Many of the drawings, including Salvador Dalí’s gold-ink doodle, riff on the first growth’s famous emblem: the Augsburg ram (which the family chose partly because the baron was an Aries, and partly as a pun on the “Mouton” of Mouton Rothschild, which is thought to refer to the mounds, known as mothon in Old French, on which the estate sits). Bacchic themes also abound. But the artist is never given a brief. Lucian Freud supplied a study of a zebra and a pot plant.
Some of the labels are beautiful, some are intriguing and some just plain mystifying. But the very best have a way of cementing the wine in your palate, heart and head in a way that the liquid alone cannot.
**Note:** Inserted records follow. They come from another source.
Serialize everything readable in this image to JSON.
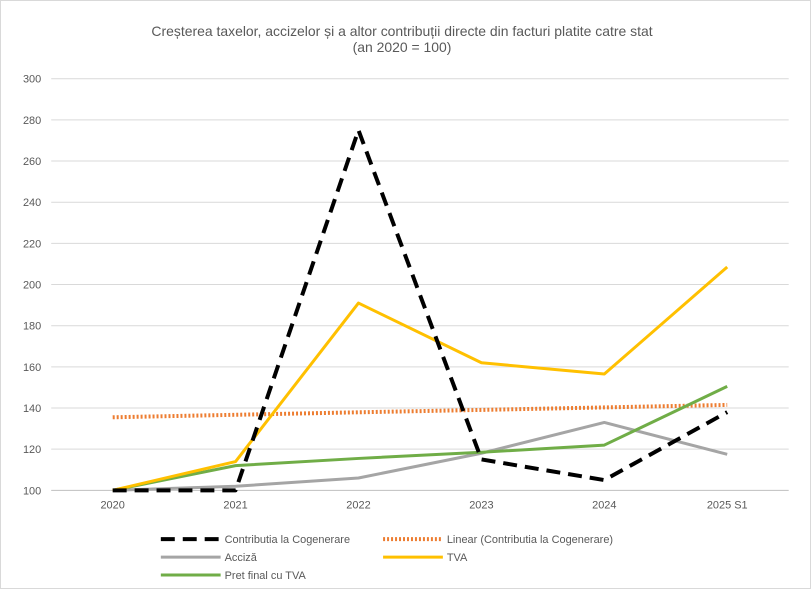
{
  "chart_data": {
    "type": "line",
    "title": "Creșterea taxelor, accizelor și a altor contribuții directe din facturi platite catre stat",
    "subtitle": "(an 2020 = 100)",
    "xlabel": "",
    "ylabel": "",
    "categories": [
      "2020",
      "2021",
      "2022",
      "2023",
      "2024",
      "2025 S1"
    ],
    "ylim": [
      100,
      300
    ],
    "yticks": [
      100,
      120,
      140,
      160,
      180,
      200,
      220,
      240,
      260,
      280,
      300
    ],
    "grid": true,
    "legend_position": "bottom",
    "series": [
      {
        "name": "Contributia la Cogenerare",
        "values": [
          100,
          100,
          275,
          115,
          105,
          138
        ],
        "color": "#000000",
        "style": "dash"
      },
      {
        "name": "Linear (Contributia la Cogenerare)",
        "values": [
          135.5,
          136.7,
          137.9,
          139.1,
          140.3,
          141.5
        ],
        "color": "#ed7d31",
        "style": "dot"
      },
      {
        "name": "Acciză",
        "values": [
          100,
          102,
          106,
          118,
          133,
          117.5
        ],
        "color": "#a5a5a5",
        "style": "solid"
      },
      {
        "name": "TVA",
        "values": [
          100,
          114,
          191,
          162,
          156.5,
          208.5
        ],
        "color": "#ffc000",
        "style": "solid"
      },
      {
        "name": "Pret final cu TVA",
        "values": [
          100,
          112,
          115.5,
          118.5,
          122,
          150.5
        ],
        "color": "#70ad47",
        "style": "solid"
      }
    ]
  }
}
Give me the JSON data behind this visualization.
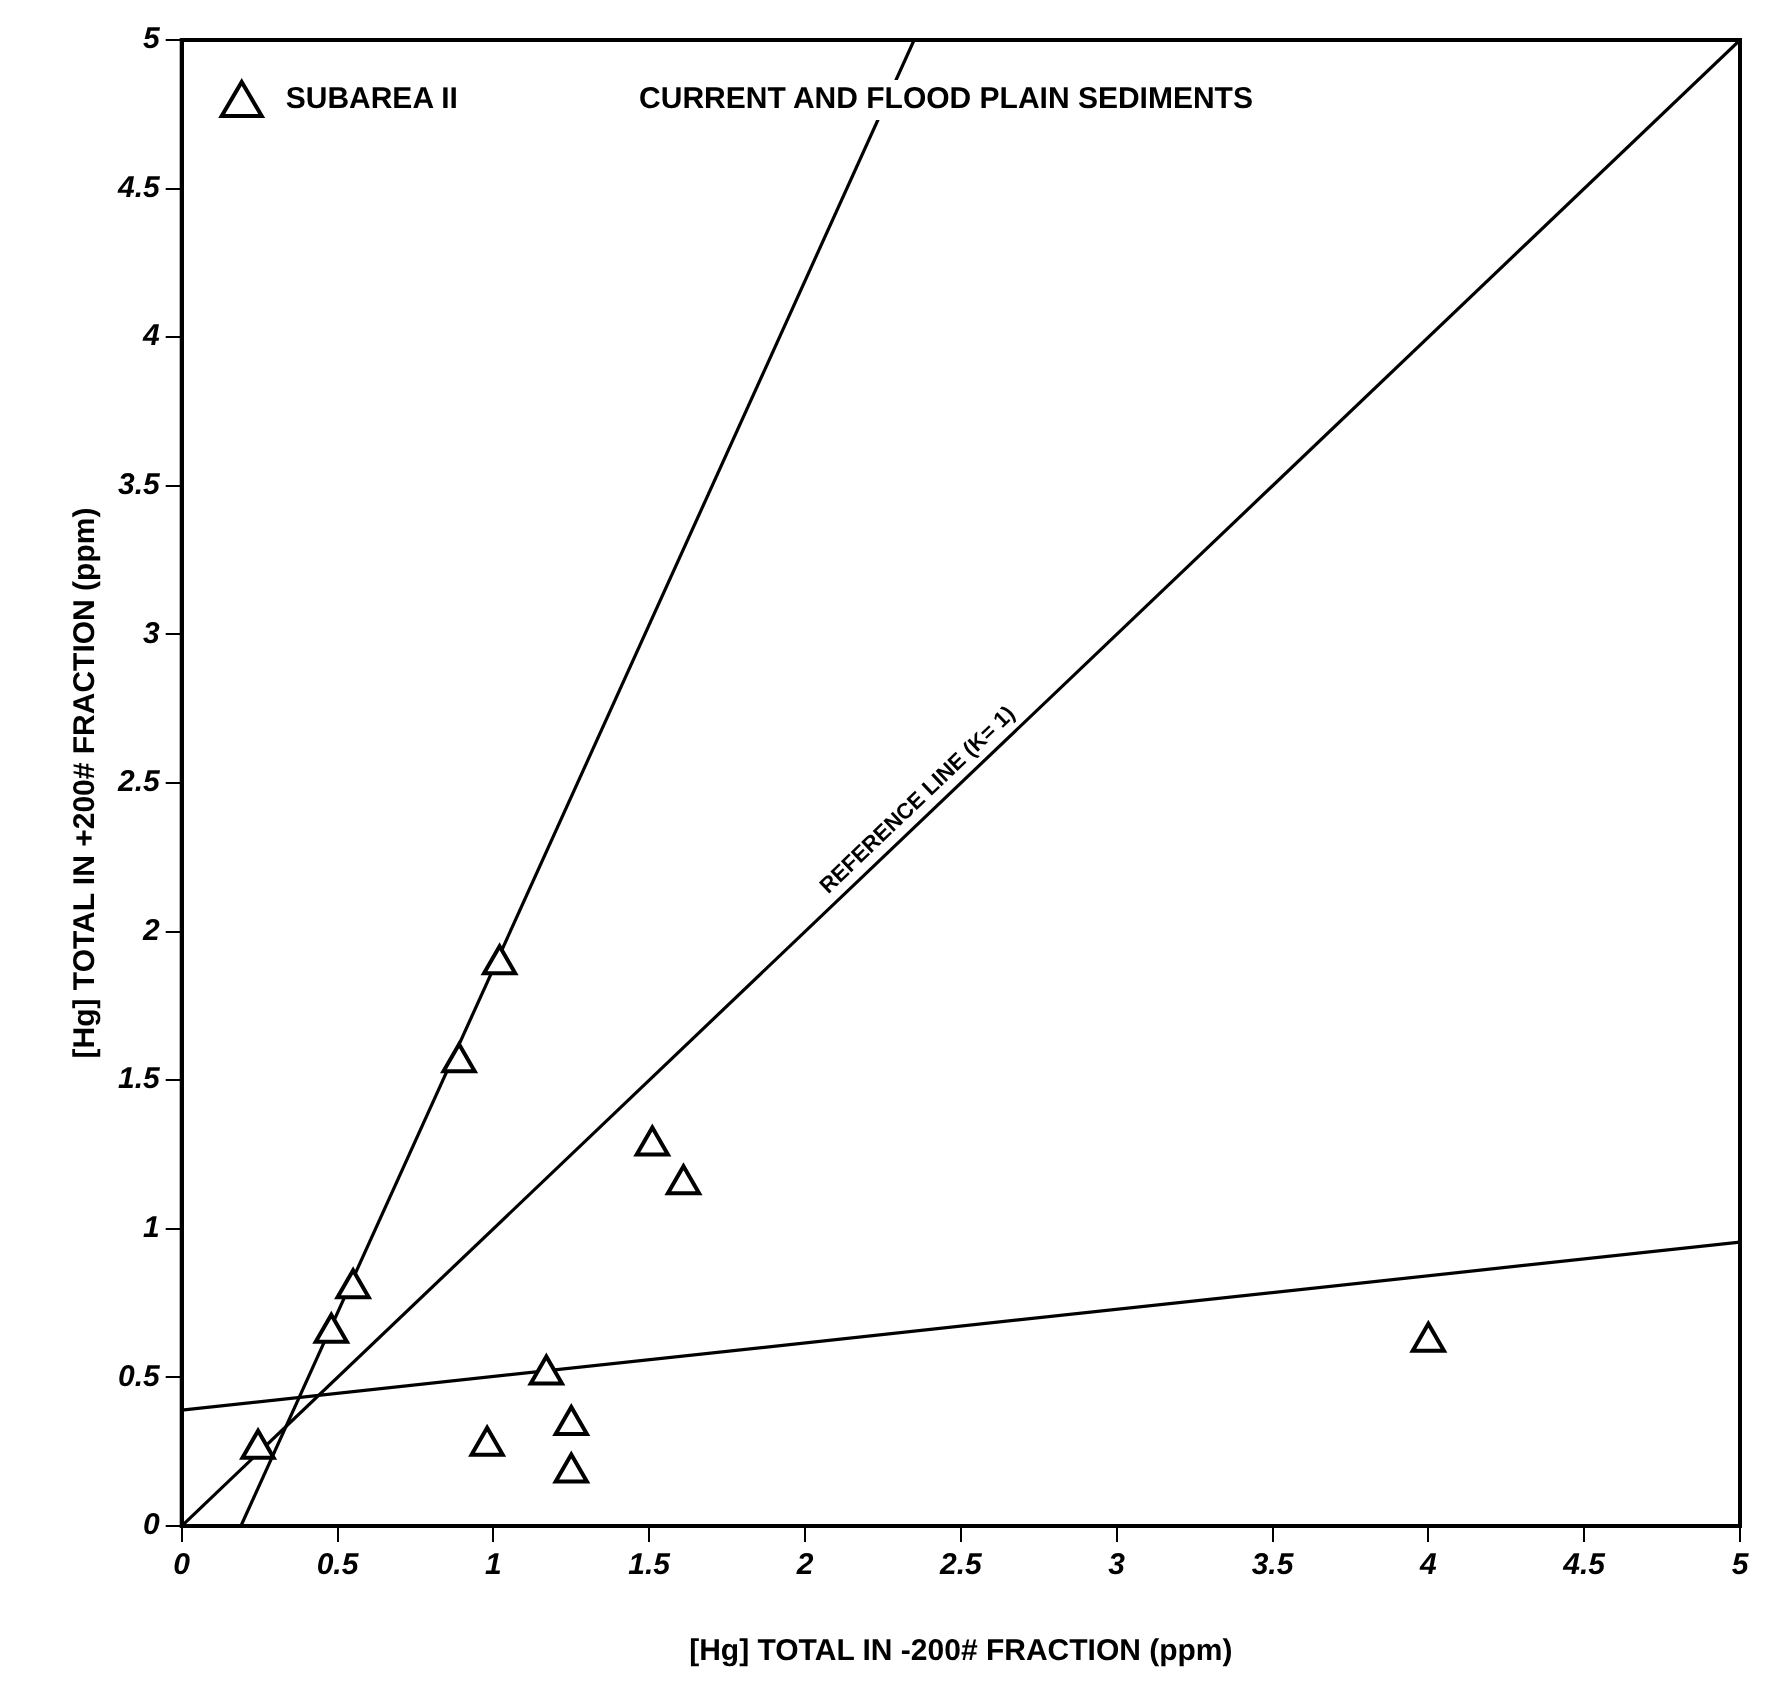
{
  "chart_data": {
    "type": "scatter",
    "title": "CURRENT AND FLOOD PLAIN SEDIMENTS",
    "xlabel": "[Hg] TOTAL IN -200# FRACTION (ppm)",
    "ylabel": "[Hg] TOTAL IN +200# FRACTION (ppm)",
    "x": [
      0.245,
      0.48,
      0.55,
      0.89,
      1.02,
      0.98,
      1.17,
      1.25,
      1.25,
      1.51,
      1.61,
      4.0
    ],
    "series": [
      {
        "name": "SUBAREA II",
        "type": "scatter",
        "color": "#000000",
        "marker": "triangle",
        "values": [
          0.26,
          0.65,
          0.8,
          1.56,
          1.89,
          0.27,
          0.51,
          0.34,
          0.18,
          1.28,
          1.15,
          0.62
        ]
      },
      {
        "type": "line",
        "color": "#000000",
        "marker": "none",
        "x": [
          0.19,
          2.35
        ],
        "values": [
          0,
          5
        ]
      },
      {
        "type": "line",
        "color": "#000000",
        "marker": "none",
        "x": [
          0,
          5
        ],
        "values": [
          0,
          5
        ]
      },
      {
        "type": "line",
        "color": "#000000",
        "marker": "none",
        "x": [
          0,
          5
        ],
        "values": [
          0.39,
          0.955
        ]
      }
    ],
    "annotations": [
      {
        "text": "REFERENCE LINE (K= 1)",
        "x": 2.4,
        "y": 2.4
      }
    ],
    "xlim": [
      0,
      5
    ],
    "ylim": [
      0,
      5
    ],
    "xticks": [
      0,
      0.5,
      1,
      1.5,
      2,
      2.5,
      3,
      3.5,
      4,
      4.5,
      5
    ],
    "yticks": [
      0,
      0.5,
      1,
      1.5,
      2,
      2.5,
      3,
      3.5,
      4,
      4.5,
      5
    ],
    "grid": false,
    "legend": "top left"
  }
}
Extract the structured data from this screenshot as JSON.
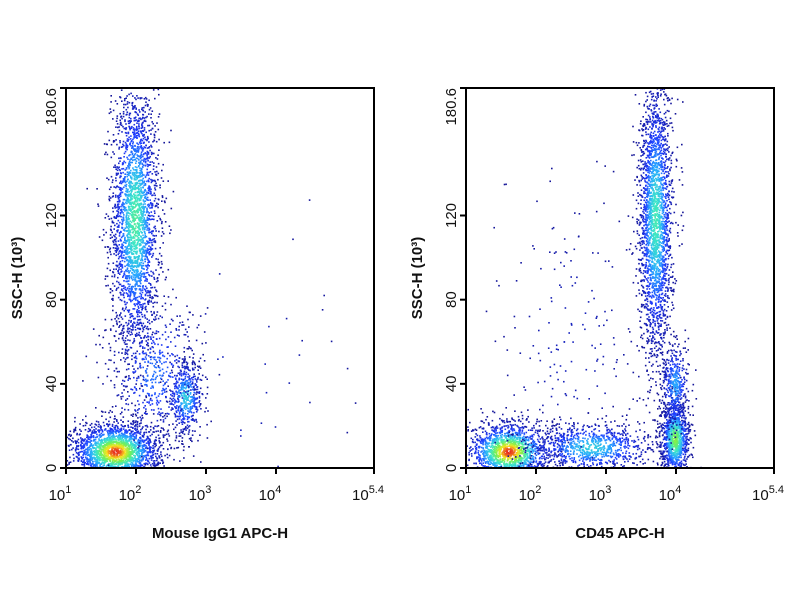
{
  "chart_data": [
    {
      "type": "scatter",
      "title": "",
      "xlabel": "Mouse IgG1 APC-H",
      "ylabel": "SSC-H (10³)",
      "x_scale": "log",
      "xlim": [
        10,
        251189
      ],
      "ylim": [
        0,
        180.6
      ],
      "x_ticks": [
        {
          "value": 10,
          "base": "10",
          "exp": "1"
        },
        {
          "value": 100,
          "base": "10",
          "exp": "2"
        },
        {
          "value": 1000,
          "base": "10",
          "exp": "3"
        },
        {
          "value": 10000,
          "base": "10",
          "exp": "4"
        },
        {
          "value": 251189,
          "base": "10",
          "exp": "5.4"
        }
      ],
      "y_ticks": [
        {
          "value": 0,
          "label": "0"
        },
        {
          "value": 40,
          "label": "40"
        },
        {
          "value": 80,
          "label": "80"
        },
        {
          "value": 120,
          "label": "120"
        },
        {
          "value": 180.6,
          "label": "180.6"
        }
      ],
      "populations": [
        {
          "x": 95,
          "y": 118,
          "density": "high"
        },
        {
          "x": 500,
          "y": 34,
          "density": "medium"
        },
        {
          "x": 50,
          "y": 8,
          "density": "very high"
        }
      ],
      "grid": false,
      "legend": "none"
    },
    {
      "type": "scatter",
      "title": "",
      "xlabel": "CD45 APC-H",
      "ylabel": "SSC-H (10³)",
      "x_scale": "log",
      "xlim": [
        10,
        251189
      ],
      "ylim": [
        0,
        180.6
      ],
      "x_ticks": [
        {
          "value": 10,
          "base": "10",
          "exp": "1"
        },
        {
          "value": 100,
          "base": "10",
          "exp": "2"
        },
        {
          "value": 1000,
          "base": "10",
          "exp": "3"
        },
        {
          "value": 10000,
          "base": "10",
          "exp": "4"
        },
        {
          "value": 251189,
          "base": "10",
          "exp": "5.4"
        }
      ],
      "y_ticks": [
        {
          "value": 0,
          "label": "0"
        },
        {
          "value": 40,
          "label": "40"
        },
        {
          "value": 80,
          "label": "80"
        },
        {
          "value": 120,
          "label": "120"
        },
        {
          "value": 180.6,
          "label": "180.6"
        }
      ],
      "populations": [
        {
          "x": 5000,
          "y": 118,
          "density": "high"
        },
        {
          "x": 9500,
          "y": 14,
          "density": "high"
        },
        {
          "x": 40,
          "y": 8,
          "density": "very high"
        }
      ],
      "grid": false,
      "legend": "none"
    }
  ]
}
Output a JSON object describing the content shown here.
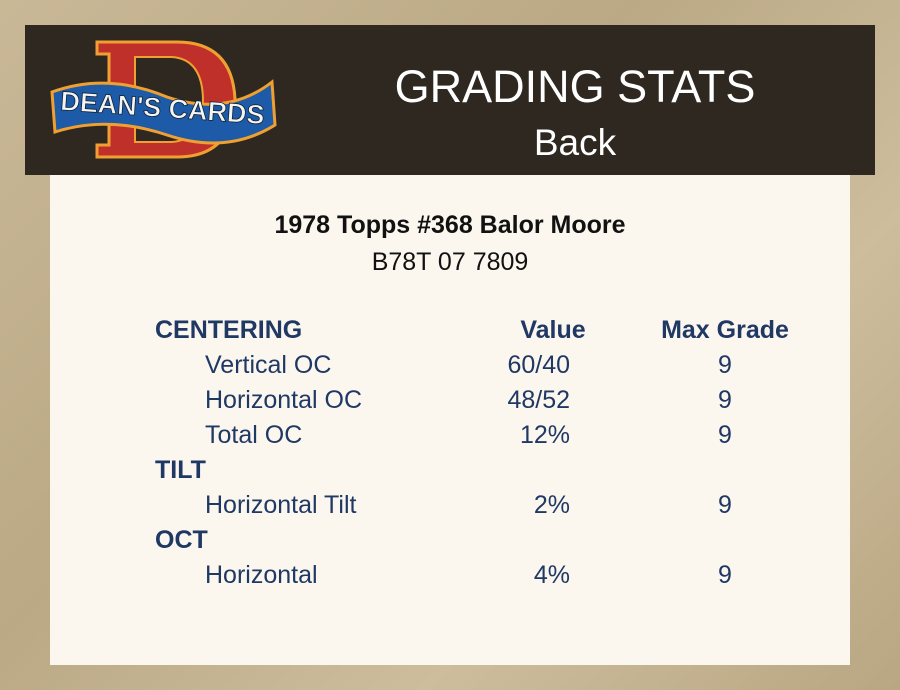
{
  "header": {
    "logo_text": "DEAN'S CARDS",
    "title": "GRADING STATS",
    "subtitle": "Back"
  },
  "card": {
    "title": "1978 Topps #368 Balor Moore",
    "id": "B78T 07 7809"
  },
  "table": {
    "columns": {
      "value": "Value",
      "max_grade": "Max Grade"
    },
    "sections": [
      {
        "name": "CENTERING",
        "rows": [
          {
            "label": "Vertical OC",
            "value": "60/40",
            "max": "9"
          },
          {
            "label": "Horizontal OC",
            "value": "48/52",
            "max": "9"
          },
          {
            "label": "Total OC",
            "value": "12%",
            "max": "9"
          }
        ]
      },
      {
        "name": "TILT",
        "rows": [
          {
            "label": "Horizontal Tilt",
            "value": "2%",
            "max": "9"
          }
        ]
      },
      {
        "name": "OCT",
        "rows": [
          {
            "label": "Horizontal",
            "value": "4%",
            "max": "9"
          }
        ]
      }
    ]
  },
  "colors": {
    "header_bg": "#2e2820",
    "panel_bg": "#fbf6ee",
    "text_navy": "#1f3864",
    "logo_red": "#c0302a",
    "logo_blue": "#1d5aa8",
    "logo_orange": "#f0a030"
  }
}
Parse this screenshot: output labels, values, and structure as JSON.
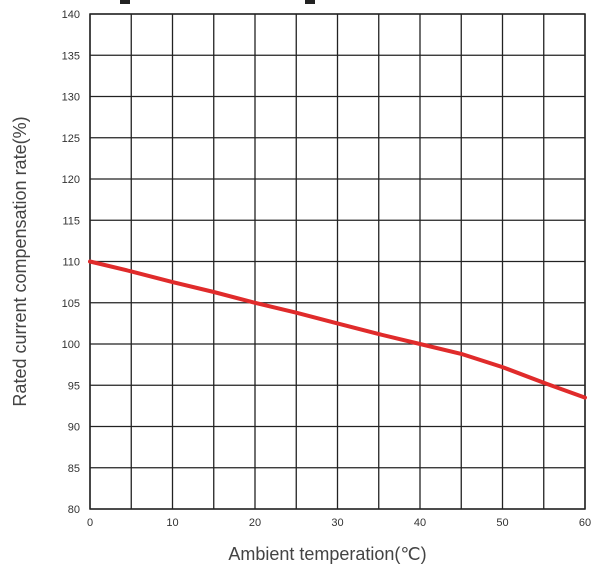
{
  "chart_data": {
    "type": "line",
    "title": "",
    "xlabel": "Ambient temperation(℃)",
    "ylabel": "Rated current compensation rate(%)",
    "xlim": [
      0,
      60
    ],
    "ylim": [
      80,
      140
    ],
    "xticks": [
      0,
      10,
      20,
      30,
      40,
      50,
      60
    ],
    "yticks": [
      80,
      85,
      90,
      95,
      100,
      105,
      110,
      115,
      120,
      125,
      130,
      135,
      140
    ],
    "grid": true,
    "line_color": "#e02b2b",
    "series": [
      {
        "x": [
          0,
          5,
          10,
          15,
          20,
          25,
          30,
          35,
          40,
          45,
          50,
          55,
          60
        ],
        "values": [
          110,
          108.8,
          107.5,
          106.3,
          105,
          103.8,
          102.5,
          101.2,
          100,
          98.8,
          97.2,
          95.3,
          93.5
        ]
      }
    ]
  }
}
Over lunch, we taste the Anish Kapoor-designed 2009, a wine with a crimson halo and an inky-black centre so deep it would not look out of a place in a real Kapoor. Born of a long, warm growing season, the wine is silky, yet powerful, with masses of the exquisite blackcurrant fruit that this gravelly terroir is famous for. There’s a little smoke and fine, spicy tannin on the finish. As I savour the wine, I look at Kapoor’s painting of what could be a root, with its little hairs pushing down through the earth, and think about the burgeoning life under my feet.
Are there any artists that got away? “Basquiat,” replies Sereys. “And Louise Bourgeois – we never got the chance to ask her. I regret that very much.” Mouton Rothschild’s most recent signing was the South African multimedia artist William Kentridge, who is known for political work with a witty edge. His design for the 2016 vintage, a procession of dancing silhouettes entitled Triumphs of Bacchus, was meticulously torn by hand out of individual pieces of paper.
Mouton Rothschild won’t reveal the artist for the 2017 vintage until this autumn. “But I must say, this is one I’m particularly excited about!” says Sereys with a twinkle in his eye. I employ all my journalistic wiles to try and extract a name, but to no avail. For now, the Rothschilds are keeping this one in the family.